Die Rolle von Finanzierung zirkulärer Geschäftsmodelle bei Thinkubator
Während die internationale Ebene Standards für den Finanzsektor setzt, zeigt sich in der Praxis, dass die Finanzierung zirkulärer Geschäftsmodelle nach wie vor eine Herausforderung ist. Viele dieser Modelle – etwa Product-as-a-Service, Sharing-Plattformen, Reparatur oder Refurbishment – sind zwar taxonomiekonform, werden aber von Banken oft als risikoreich eingestuft. Klassische Bewertungsinstrumente greifen zu kurz, weil sie mit den neuartigen Ertragsstrukturen zirkulärer Modelle nicht kompatibel sind.
Genau hier setzte Thinkubator mit dem Forschungsprojekt CBM+ an. Gemeinsam mit Partner:innen aus Wissenschaft, Finanzsektor und Wirtschaft wurden die Herausforderungen der Finanzierung zirkulärer Modelle untersucht. Eine zentrale Erkenntnis: Es fehlt bislang an robusten Bewertungsinstrumenten und Daten, um Chancen und Risiken zirkulärer Modelle verlässlich einzuschätzen.
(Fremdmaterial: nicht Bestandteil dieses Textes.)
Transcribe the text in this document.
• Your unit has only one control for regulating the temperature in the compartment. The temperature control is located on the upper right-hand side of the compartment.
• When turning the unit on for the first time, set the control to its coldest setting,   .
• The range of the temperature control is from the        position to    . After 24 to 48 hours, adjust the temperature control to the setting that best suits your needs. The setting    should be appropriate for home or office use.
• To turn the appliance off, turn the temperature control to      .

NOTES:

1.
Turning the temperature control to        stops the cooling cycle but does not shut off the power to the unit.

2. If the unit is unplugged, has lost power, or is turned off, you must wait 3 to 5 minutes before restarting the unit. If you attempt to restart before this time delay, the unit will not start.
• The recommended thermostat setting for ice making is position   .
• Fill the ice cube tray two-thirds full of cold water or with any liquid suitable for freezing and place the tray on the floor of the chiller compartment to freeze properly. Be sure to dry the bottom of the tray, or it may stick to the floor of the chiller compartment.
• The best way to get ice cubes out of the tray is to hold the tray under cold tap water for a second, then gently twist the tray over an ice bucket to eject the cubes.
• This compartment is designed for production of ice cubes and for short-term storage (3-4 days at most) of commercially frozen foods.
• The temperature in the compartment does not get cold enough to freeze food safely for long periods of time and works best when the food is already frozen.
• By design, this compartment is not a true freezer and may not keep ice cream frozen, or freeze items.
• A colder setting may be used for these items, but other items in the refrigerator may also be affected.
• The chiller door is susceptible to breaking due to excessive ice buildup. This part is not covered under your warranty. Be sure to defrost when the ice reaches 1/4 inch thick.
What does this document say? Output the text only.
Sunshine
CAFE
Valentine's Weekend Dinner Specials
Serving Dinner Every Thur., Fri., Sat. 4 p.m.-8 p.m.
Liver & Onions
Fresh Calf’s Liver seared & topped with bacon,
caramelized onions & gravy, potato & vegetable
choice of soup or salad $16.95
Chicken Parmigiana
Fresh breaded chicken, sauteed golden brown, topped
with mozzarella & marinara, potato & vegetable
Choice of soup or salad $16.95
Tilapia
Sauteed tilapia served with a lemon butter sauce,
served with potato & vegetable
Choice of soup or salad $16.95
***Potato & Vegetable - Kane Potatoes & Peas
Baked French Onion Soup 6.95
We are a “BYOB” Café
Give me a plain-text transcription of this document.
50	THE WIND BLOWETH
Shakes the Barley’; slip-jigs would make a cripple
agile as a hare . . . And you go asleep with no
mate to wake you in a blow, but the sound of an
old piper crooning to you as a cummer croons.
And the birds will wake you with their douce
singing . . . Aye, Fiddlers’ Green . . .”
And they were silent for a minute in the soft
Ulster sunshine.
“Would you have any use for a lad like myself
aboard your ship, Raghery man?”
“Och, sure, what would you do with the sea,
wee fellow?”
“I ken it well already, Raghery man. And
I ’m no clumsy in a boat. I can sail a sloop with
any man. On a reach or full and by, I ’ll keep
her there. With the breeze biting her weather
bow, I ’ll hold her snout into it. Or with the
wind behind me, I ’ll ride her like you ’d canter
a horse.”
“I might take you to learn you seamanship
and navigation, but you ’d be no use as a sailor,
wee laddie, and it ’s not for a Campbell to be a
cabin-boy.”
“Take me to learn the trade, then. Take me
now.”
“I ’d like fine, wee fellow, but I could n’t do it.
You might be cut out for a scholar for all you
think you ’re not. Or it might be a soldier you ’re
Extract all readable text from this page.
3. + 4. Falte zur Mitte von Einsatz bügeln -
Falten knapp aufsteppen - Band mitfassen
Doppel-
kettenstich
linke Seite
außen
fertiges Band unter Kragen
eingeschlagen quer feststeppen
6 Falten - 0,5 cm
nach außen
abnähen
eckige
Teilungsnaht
Als Antwort entwickelte Thinkubator das Circ-Risk Tool: ein Bewertungsinstrument, das die besonderen Risiko- und Chancenprofile zirkulärer Geschäftsmodelle systematisch erfasst. Es hilft Unternehmen, ihre Taxonomiefähigkeit sichtbar zu machen, und unterstützt Banken sowie Investor:innen dabei, fundierte Finanzierungsentscheidungen zu treffen, sowie Unternehmen den Umständen entsprechend leicht eine Reihe an Soft Facts für ihre Kreditanfragen auszuarbeiten um so potentiell die Bankability zu erhöhen. Mittelfristig wird das Tool mit weiteren Frameworks erweitert. Langfristig soll es auf einer breiten Datenbasis aufbauen, um die Finanzierung zirkulärer Geschäftsmodelle deutlich zu erleichtern (Thinkubator, 2025).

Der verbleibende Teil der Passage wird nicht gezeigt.